In meeting with Pakistani ambassador, CPJ urges murder probes

A CPJ delegation met with Pakistan’s new ambassador to the United States on June 21 to press for an investigation into the killing of tribal journalist Hayatullah Khan and the deaths of seven other journalists since 2002. Ambassador Mahmud Ali Durrani said he would convey CPJ’s concerns to his government when he traveled to Islamabad days later. “I will pass along your concern and encourage a full-fledged investigation, pursued with vigor,” Durrani told Simon, board member Andrew Alexander, Asia Program coordinator Bob Dietz, and CPJ Washington representative Frank Smyth.

Khan, a longtime CPJ contact, was abducted last December and found dead in June. Dietz will travel to Pakistan and Afghanistan later this month to lobby for justice in the case. CPJ board member Dave Marash and former CPJ editorial director and Pakistan expert Richard Murphy will join Dietz in Islamabad.

For more about the Khan case.

John Carroll to lead CPJ online discussion

CPJ kicks off its 25th anniversary by bringing together a group of early board members and former executive directors for an online discussion about the emerging challenges to press freedom. The discussion, which will address dangers in Iraq and challenges of national security issues, will be led by former Los Angeles Times editor John Carroll.

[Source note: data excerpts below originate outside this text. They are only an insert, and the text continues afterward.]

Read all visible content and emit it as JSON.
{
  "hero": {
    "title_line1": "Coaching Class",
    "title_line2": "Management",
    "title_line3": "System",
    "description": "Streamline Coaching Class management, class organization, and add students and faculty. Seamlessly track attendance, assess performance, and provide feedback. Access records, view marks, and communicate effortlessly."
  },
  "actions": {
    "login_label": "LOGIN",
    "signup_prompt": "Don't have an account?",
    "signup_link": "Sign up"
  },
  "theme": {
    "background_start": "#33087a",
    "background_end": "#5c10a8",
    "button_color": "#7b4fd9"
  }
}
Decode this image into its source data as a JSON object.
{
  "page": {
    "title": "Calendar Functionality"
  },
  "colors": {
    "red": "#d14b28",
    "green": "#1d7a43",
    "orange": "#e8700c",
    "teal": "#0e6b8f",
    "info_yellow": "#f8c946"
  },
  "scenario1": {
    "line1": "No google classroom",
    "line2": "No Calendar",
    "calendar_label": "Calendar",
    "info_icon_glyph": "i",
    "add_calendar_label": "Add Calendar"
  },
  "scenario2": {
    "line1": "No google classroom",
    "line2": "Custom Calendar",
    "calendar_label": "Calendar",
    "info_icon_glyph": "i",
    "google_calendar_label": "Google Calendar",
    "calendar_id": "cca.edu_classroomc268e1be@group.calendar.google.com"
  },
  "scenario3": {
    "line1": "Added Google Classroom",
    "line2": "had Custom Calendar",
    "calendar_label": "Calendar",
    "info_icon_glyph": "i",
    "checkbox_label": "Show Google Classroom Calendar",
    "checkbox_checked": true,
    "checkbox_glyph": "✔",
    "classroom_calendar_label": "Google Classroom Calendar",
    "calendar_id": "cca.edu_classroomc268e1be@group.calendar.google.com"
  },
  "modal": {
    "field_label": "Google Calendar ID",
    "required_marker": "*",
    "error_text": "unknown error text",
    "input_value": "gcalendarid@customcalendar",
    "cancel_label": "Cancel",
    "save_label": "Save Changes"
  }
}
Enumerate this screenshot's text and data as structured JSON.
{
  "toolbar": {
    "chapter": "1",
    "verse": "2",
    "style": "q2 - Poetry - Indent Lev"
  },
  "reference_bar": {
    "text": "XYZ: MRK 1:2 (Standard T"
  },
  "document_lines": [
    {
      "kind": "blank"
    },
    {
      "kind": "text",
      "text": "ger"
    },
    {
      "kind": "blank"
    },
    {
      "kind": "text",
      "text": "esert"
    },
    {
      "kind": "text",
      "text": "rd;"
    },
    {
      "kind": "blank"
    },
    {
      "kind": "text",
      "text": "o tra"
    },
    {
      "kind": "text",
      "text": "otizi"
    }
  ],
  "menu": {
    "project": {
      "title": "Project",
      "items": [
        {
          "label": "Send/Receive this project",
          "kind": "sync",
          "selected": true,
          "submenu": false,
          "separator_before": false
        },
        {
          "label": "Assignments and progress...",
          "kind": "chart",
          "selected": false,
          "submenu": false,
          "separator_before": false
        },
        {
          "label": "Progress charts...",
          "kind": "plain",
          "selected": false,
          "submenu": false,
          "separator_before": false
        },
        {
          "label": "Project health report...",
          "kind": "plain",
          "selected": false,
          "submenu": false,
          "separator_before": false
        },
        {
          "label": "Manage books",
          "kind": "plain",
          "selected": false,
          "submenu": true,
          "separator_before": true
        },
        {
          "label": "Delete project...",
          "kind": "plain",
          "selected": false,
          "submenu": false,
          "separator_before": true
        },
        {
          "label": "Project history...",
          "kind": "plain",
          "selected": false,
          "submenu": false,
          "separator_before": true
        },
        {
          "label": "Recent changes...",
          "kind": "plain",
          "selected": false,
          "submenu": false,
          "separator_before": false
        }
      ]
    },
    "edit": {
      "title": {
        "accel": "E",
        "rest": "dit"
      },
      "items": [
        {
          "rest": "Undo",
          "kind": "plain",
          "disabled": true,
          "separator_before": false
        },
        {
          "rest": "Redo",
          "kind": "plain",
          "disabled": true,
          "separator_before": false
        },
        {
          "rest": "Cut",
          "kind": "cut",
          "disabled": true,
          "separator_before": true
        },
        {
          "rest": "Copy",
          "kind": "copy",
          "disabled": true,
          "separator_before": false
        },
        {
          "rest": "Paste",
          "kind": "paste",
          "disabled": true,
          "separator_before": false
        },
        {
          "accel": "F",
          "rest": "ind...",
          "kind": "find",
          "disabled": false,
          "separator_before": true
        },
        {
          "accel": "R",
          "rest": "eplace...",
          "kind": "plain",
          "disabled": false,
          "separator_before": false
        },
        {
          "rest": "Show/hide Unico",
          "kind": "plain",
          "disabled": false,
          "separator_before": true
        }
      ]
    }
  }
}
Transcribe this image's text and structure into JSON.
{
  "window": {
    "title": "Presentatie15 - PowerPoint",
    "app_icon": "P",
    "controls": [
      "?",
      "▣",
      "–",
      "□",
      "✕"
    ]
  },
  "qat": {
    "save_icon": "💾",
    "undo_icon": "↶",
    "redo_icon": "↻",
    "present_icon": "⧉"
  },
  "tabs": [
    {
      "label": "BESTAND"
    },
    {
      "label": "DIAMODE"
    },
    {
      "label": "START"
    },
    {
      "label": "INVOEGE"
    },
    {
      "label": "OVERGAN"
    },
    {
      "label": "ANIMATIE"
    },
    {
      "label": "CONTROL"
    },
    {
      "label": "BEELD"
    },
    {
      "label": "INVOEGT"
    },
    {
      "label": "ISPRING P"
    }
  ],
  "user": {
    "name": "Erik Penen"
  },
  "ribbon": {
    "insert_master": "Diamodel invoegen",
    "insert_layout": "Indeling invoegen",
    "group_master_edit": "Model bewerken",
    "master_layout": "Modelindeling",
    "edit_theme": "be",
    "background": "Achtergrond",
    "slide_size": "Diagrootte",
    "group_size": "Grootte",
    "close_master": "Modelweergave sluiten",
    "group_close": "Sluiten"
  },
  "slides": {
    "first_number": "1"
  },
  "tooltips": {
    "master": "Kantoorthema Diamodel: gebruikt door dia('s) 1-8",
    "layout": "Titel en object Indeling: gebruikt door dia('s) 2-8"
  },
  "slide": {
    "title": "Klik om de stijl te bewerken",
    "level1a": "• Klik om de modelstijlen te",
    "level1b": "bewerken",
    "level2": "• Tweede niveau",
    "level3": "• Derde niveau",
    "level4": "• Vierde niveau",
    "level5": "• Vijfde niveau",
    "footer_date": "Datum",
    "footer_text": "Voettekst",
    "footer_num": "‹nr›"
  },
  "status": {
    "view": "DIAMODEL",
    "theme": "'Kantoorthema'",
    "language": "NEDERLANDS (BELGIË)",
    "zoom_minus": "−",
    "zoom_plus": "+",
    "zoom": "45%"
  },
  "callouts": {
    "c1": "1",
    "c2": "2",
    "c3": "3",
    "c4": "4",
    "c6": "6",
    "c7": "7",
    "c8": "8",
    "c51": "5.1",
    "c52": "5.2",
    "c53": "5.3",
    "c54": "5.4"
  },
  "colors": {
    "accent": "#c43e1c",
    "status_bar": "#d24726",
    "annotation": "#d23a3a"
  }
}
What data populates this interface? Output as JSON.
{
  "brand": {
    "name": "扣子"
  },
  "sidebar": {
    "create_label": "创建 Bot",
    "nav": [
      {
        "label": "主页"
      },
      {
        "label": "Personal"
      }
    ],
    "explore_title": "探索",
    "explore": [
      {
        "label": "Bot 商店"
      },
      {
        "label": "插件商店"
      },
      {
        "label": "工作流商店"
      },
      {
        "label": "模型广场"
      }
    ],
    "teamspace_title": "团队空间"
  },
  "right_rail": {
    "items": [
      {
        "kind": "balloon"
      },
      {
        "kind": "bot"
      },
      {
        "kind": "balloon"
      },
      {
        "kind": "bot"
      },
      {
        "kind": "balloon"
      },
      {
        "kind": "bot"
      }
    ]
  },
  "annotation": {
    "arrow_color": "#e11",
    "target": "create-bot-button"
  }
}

Participants are expected to include Peter Arnett, Jane Kramer, Michael Massing, Anthony Lewis, Franz Allina, Anne Nelson, Ann Cooper, Josh Friedman and Dave Marash. The online chat is scheduled to be posted for two weeks beginning Tuesday, July 18.

To read the discussion, go to www.cpj.org.

At CPJ, Hunter-Gault offers optimism on Africa

As part of CPJ’s lunchtime discussion series, Charlayne Hunter-Gault talked about her recently released book, New News Out of Africa: Uncovering Africa’s Renaissance. Hunter-Gault, who spoke on June 22, offered an optimistic assessment of Africa and emphasized the vital role that local media is playing in its development.

To hear Hunter-Gault’s talk.

Coming up:

Brazil’s northeast will be the focus of Americas Program Coordinator Carlos Lauría’s next mission, in August. Together with Americas consultant Sauro González, he plans to visit two of the area’s most important cities, Fortaleza and Recife, to research press freedom conditions and investigate several unsolved murders. CPJ research shows that Brazilian journalists who work in urban centers enjoy more protection than their colleagues in isolated regions. In the country’s interior, provincial journalists are frequently attacked and threatened for reporting on political corruption and organized crime.

Communications Director Abi Wright will participate in a panel on press freedom conditions in South Asia this weekend at the South Asian Journalists Association’s annual conference at Columbia University.